A Bosnian chimera

Aleksandar Hemon's new novel deftly blends two contrasting tales of exile in America. It is also a book about writing, and how history resists the categories and resolutions we try to impose on it
August 30, 2008
The Lazarus Project by Aleksandar Hemon
(Picador, £14.99)

"I am a reasonably loyal citizen of a couple of countries," Vladimir Brik tells us by way of introduction. "In America—that sombre land—I waste my vote, pay my taxes grudgingly, share my life with a native wife, and try hard not to wish painful death to the idiot president. But I also have a Bosnian passport I seldom use…"

Brik has been living in the US since war broke out in Bosnia in the early 1990s, and is now in a phase best described as "moral waddling": thickening on cheeseburgers in suburban Chicago, he relies on his neurosurgeon wife for money while making noises about writing a book that is yet to materialise. The book will be based on a tale dredged from surviving historical archives about a 19-year-old Jewish Ukrainian immigrant called Lazarus Averbuch, who was shot dead at the home of the Chicago police chief in 1908. But Brik seems in no danger of making any progress on the novel until, almost by accident, he wins a research grant, enabling him and Rora, a childhood friend from Sarajevo, to embark on a journey around eastern Europe, retracing Lazarus's short life.

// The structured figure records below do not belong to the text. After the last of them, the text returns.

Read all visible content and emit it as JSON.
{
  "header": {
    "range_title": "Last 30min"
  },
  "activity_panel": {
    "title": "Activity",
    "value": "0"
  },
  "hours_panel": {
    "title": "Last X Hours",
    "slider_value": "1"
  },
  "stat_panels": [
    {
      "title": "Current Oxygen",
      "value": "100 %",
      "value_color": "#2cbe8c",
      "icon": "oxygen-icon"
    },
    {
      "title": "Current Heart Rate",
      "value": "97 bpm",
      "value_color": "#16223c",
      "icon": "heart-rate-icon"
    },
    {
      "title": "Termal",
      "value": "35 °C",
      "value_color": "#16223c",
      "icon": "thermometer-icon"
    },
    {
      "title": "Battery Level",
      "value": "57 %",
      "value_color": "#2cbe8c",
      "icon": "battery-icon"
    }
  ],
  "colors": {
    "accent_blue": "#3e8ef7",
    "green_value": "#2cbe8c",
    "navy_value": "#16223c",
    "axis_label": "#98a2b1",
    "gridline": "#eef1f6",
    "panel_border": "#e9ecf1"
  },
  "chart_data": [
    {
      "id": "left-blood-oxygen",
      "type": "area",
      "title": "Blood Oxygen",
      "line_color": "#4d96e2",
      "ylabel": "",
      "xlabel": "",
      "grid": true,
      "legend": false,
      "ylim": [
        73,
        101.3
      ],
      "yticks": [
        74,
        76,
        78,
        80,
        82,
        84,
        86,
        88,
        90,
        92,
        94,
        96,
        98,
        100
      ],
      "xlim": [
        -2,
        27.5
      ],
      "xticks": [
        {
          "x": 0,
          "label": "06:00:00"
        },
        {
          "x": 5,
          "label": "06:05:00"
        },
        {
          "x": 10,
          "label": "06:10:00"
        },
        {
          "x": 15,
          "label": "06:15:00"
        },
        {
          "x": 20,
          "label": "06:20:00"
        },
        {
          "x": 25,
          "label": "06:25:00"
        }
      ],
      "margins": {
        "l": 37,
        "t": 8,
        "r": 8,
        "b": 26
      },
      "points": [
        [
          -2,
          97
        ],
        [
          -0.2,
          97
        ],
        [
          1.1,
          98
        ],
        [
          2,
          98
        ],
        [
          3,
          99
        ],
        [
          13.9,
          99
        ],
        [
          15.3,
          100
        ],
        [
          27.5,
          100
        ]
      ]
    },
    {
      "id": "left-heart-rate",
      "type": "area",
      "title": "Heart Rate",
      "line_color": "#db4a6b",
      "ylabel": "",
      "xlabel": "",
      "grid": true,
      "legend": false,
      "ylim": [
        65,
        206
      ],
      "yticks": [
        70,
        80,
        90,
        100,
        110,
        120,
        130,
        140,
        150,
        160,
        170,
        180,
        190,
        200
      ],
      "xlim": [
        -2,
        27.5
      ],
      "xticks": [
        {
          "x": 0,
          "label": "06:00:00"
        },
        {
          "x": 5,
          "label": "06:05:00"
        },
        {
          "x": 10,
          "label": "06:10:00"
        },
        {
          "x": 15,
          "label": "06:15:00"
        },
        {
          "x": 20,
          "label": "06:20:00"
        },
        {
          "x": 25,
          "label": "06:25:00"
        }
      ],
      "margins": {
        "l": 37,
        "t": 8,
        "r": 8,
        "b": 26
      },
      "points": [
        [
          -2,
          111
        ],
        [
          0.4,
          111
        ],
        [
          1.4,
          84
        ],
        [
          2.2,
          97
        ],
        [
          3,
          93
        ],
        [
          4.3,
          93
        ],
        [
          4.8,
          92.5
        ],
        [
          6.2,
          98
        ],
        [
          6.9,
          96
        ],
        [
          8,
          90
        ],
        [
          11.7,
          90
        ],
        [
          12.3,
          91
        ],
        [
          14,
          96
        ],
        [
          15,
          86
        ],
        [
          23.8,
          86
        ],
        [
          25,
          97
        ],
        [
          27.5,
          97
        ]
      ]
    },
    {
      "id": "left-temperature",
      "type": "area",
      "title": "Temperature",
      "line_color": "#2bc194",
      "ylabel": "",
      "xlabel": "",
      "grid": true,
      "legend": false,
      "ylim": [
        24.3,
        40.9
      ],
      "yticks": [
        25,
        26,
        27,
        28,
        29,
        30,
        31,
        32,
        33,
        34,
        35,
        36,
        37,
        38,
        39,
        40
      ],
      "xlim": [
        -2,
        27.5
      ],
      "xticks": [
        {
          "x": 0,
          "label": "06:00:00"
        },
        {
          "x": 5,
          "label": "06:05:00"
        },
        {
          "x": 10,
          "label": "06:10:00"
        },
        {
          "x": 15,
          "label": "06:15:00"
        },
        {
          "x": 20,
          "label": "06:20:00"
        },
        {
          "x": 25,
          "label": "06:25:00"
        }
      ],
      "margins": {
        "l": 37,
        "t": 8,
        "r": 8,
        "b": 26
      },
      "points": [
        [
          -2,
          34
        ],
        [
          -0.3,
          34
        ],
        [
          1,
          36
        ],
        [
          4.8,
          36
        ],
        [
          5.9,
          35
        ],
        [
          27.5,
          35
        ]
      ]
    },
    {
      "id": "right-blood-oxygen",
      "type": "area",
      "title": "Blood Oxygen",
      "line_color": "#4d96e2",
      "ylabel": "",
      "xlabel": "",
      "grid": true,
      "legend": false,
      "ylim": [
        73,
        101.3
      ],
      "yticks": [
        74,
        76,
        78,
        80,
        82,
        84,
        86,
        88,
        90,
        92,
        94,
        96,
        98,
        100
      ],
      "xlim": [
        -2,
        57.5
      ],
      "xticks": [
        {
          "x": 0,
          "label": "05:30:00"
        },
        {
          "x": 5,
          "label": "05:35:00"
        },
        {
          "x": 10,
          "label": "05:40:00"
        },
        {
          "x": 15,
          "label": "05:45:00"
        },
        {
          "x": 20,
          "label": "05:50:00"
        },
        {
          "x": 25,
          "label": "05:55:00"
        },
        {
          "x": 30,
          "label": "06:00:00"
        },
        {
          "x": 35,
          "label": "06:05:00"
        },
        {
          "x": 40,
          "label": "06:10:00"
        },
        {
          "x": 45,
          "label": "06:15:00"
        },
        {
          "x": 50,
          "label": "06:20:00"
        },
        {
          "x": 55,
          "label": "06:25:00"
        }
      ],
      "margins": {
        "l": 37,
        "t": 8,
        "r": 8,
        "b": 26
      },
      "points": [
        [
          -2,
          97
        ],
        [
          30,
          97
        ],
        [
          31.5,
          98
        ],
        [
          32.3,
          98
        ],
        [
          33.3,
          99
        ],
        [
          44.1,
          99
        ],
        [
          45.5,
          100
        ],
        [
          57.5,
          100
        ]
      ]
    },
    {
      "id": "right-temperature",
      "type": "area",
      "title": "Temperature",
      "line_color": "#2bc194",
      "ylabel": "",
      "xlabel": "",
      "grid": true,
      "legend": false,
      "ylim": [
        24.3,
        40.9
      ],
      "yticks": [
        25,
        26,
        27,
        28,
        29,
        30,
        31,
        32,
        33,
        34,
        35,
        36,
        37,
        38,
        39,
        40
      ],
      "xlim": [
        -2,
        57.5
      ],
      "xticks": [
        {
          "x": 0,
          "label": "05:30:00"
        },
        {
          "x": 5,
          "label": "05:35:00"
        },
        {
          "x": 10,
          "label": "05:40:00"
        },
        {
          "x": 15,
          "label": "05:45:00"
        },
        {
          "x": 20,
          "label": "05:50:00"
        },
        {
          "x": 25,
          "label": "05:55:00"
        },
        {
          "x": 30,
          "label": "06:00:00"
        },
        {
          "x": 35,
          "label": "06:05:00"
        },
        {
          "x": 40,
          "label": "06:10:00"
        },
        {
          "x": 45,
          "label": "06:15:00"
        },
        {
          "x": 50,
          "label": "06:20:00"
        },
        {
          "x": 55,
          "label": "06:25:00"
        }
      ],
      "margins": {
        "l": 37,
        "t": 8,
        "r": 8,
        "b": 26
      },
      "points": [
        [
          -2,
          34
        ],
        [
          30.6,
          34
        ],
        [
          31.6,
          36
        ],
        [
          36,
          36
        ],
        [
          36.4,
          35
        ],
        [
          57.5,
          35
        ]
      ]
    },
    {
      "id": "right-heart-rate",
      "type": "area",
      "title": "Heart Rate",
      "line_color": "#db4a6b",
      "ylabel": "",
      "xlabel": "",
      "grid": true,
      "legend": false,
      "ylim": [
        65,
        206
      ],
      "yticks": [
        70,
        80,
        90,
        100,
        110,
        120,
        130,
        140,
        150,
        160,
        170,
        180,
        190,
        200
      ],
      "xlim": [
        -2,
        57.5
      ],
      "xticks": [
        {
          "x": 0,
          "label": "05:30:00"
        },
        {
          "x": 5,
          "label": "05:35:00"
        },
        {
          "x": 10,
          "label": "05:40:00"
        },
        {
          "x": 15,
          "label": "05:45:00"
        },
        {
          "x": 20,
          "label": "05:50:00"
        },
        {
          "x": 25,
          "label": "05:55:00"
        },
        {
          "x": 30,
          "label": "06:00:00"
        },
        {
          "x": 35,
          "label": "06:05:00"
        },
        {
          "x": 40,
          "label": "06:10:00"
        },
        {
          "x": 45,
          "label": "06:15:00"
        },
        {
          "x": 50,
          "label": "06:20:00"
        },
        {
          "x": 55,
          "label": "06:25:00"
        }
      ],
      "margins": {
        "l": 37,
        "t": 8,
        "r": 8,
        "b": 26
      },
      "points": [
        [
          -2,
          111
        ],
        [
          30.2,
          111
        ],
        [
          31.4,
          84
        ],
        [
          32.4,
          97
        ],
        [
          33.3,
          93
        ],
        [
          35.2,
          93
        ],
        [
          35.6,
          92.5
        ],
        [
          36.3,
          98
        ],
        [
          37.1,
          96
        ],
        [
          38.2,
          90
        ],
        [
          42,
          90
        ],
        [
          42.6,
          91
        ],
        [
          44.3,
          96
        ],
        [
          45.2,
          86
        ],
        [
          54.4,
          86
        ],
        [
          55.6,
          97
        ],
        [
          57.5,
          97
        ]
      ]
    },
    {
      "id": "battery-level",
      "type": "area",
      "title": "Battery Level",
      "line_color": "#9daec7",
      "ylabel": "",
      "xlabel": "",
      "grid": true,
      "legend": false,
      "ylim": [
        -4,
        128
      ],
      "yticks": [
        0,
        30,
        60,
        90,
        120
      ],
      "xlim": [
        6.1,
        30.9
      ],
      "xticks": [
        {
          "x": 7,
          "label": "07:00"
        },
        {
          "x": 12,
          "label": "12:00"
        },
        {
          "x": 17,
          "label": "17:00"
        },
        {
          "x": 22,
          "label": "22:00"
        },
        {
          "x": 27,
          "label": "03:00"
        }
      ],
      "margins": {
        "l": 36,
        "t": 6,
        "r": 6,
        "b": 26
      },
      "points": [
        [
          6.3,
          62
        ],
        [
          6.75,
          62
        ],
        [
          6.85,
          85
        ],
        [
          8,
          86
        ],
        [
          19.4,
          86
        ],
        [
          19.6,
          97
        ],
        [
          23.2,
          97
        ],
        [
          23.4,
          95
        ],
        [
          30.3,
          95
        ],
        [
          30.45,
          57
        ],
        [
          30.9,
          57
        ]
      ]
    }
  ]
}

Hemon's narrative oscillates between Brik and Rora—tangling with pimps, prostitutes and casino heavies in modern-day Ukraine, Moldova and Bosnia—and the story of Lazarus, Brik's subject. An unhappy prototype for Brik himself, Lazarus survived the 1903 Kishinev pogrom and escaped to America to join his sister before his life was cut short in Chicago by the trigger-happy Chief Shippy. Death, however, was not the end of his story, which was then framed as evidence of an anarchist conspiracy, creating a hyperbolised climate of fear which parallels several periods of American history, from the witchcraft hysteria of Puritan New England to today's war on terror. As Lazarus's grief-stricken sister is told: "Freedom is a business much easier to run if the authorities have an enemy, the more categorical the better."

At first, Hemon confines the tales of Lazarus and Brik to alternating chapters, but as Brik's mind is beset by "ontological warps," Lazarus's story gradually becomes part of his own. Add to this Rora's propensity to tell tall tales about his escapades in besieged Sarajevo in the 1990s, and soon the narrative has become a temporal tapestry, interwoven with echoes. American journalists called Miller feature in two tales. In each, their reporting is distorted by the special interests to which they are beholden—in one case, the Chicago police department; in the other, a psychotic Bosnian warlord called Rambo. History, Hemon is telling us, is not something we can seal up in a box or a book: most of its unpleasant truths are still with us. As Brik falls asleep, violent memories rise "like a corpse released from the bottom of the lake."

Sometimes aping the tight, breathless style of Miller's reporting for the 1908 Chicago Tribune, at other times meandering through Brik's vivid dream landscape, Hemon's use of language is deft—and all the more impressive because, like Nabokov and Conrad before him, Hemon learnt English relatively late in life. (Like Brik, he arrived in the US shortly before the siege of Sarajevo began.) He is among a new generation of American writers that have produced a glut of tales about adventuresome mishaps in eastern Europe, most notably Jonathan Safran Foer in Everything is Illuminated, and Gary Shteyngart in Absurdistan. But whereas Shteyngart's characters are ebullient and anarchic, and his comedy derives from his tone of mock-seriousness, Hemon does quite the opposite. On the surface there is farce. Underneath lie horror and tragedy, and characters—like Lazarus's sister, Olga—haunted by grief and loss.

Brik's memories of Sarajevo before the war are laden with nostalgia: it was a place where "everyone could be what they claimed they were." But for him, just as for so many other refugees, the idyll he yearns to return to is a chimera. He has superficially assimilated himself in America, but still feels outside of it; he is distanced from his wife (who operates from "her high position of surgically American decency") and is yet to find his own agency as a writer. For him, Bosnia becomes everything America is not. In the US, "the incessant perpetration of collective fantasies makes people crave the truth and nothing but the truth," but the home country he imagines is a place where "disbelief was permanently suspended, for nobody expected truth… just the pleasure of being in the story and, maybe, passing it off as their own."

In the end, Brik can only unlock his writer's block once he accepts that all he has are fragments—of Lazarus's story, Rora's and even his own. Then, in possibilities and queries, Lazarus is resurrected from the footnotes of history. "Had Lazarus lived, would he have become Billy Averbuch? Would his children have become Avery or Averiman or, who knows, Field?… Would his anarchist proclivities, receding chin, and simian ears have been tucked deep inside the family history, inside the glorious American dream?" These are questions that frame an unfinished yet vital story. As Hemon knows, the most captivating tales are fashioned by pulling history apart at its seams.